Guest Blog: Getting Feedback

I’m very pleased to be able to introduce another guest post from Holly Snaith (Aston): if you’d like to contribute, then please just get in touch with any of us.

Simon
I was intending to write an entirely different post for this blog (which I’ll keep in the back pocket for the future). Instead, while mulling over what I’d like to say and browsing recent posts to consider the tone, I was struck by Simon’s last post on student reflections and self-assessment.

This year has been rather a whirlwind as my first year lecturing. In many respects the step up from seminar teaching has been far easier than I might have imagined, but it’s also entailed that I’ve had to think very hard about how to integrate the kind of interaction and mutual learning that I’m used to, into a far more prescriptive physical environment.

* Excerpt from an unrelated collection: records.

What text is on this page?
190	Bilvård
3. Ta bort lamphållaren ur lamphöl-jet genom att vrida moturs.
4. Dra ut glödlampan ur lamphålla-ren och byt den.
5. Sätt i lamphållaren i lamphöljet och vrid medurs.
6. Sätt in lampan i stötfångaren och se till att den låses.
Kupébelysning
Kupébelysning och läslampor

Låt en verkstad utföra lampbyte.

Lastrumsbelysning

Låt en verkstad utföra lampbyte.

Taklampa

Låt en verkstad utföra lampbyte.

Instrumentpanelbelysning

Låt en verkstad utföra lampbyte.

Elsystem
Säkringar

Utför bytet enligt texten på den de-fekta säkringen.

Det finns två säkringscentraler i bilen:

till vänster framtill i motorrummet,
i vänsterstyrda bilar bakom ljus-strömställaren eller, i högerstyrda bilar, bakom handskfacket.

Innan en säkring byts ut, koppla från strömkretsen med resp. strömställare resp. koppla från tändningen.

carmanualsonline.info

It’s not so much of an interpersonal challenge to ask a quiet participant in a 10-student seminar what they think in order to boost their reflection and confidence; doing the same in a room of 100 is much more liable to be counterproductive.

One of the ways I’ve been trying to manage this is soliciting regular feedback through a variety of different means, and since interpersonal contact is now less of a reliable barometer (since the students that talk to me tend to be the ones that are more engaged) I have been getting creative. Some methods, I think, have worked better than others, so I wanted to mull them over below:

1. The formal module reflections.

These are standardised across our school and are mostly designed to allow students to assess our performance. While this is obviously valuable and important, it’s not terribly useful to us as teachers since students don’t tend to fill in much by way of qualitative reflection (so knowing that your average response to question ‘the lecturer made the subject interesting’ is 4.36 on a Likert scale of 1-5 doesn’t tell you very much about what you are actually doing right). As with Simon, therefore, I’ve been pushed to trying a few other tricks.

2. Informal module reflections.

I first drafted some informal accompaniments (we do the evaluations on hard copy, so this didn’t require any extra fiddling, although I have considered trying survey monkey via email) asking mostly about what subjects they enjoyed and did not enjoyed, which learning methods they got the most out of, whether and in what ways their confidence and knowledge had improved, and so on.

3. Questions in class.

This is by definition a little shallow in a lecture environment, but I make sure to build pauses into my lectures every few slides, to give the audience the opportunity to ask questions and offer feedback. I find that using the white board and prompting specific topics works well to get the students to volunteer answers, since it puts the focus on my writing things down, rather than on them speaking out loud.

4. Optivote.

My students have gone bonkers for optivote. I’m a little less sold (it works brilliantly in some sessions, but is little more than a gimmick for others) but I found it incredibly useful in interpreting the written feedback where it was potentially contradictory. The week after getting the forms, I used the qualitative sections (scant though it was) in order to get broader feedback. So, if one student said ‘I want more exams, rather than essays’ or ‘I didn’t find the week on the Commission relevant’ or ‘I thought this module was too hard in comparison to first year’, I was able to poll the whole class to find out how widespread this opinion was. The answers tended to be understandably split, but students liked that they were asked what worked for them (and were able to give reflection on topics they wouldn’t have independently thought of), and I liked that I was able to give far more substantive feedback for the module reflections I have to complete to go back to the school.

What have I learnt from this process? Mostly, that I need to explicitly build in reflection at an early stage. Students took it far more seriously when I told them in week one that they were active participants in the learning process and that I needed them to tell me what worked. Some seemed so used to playing a passive role that it wasn’t intuitive to them that they were ‘allowed’ to judge me throughout the process. As a result, I think I would in future run the process in week 1 in order to ask what their expectations of the module were and prepare them for thinking reflexively as they go.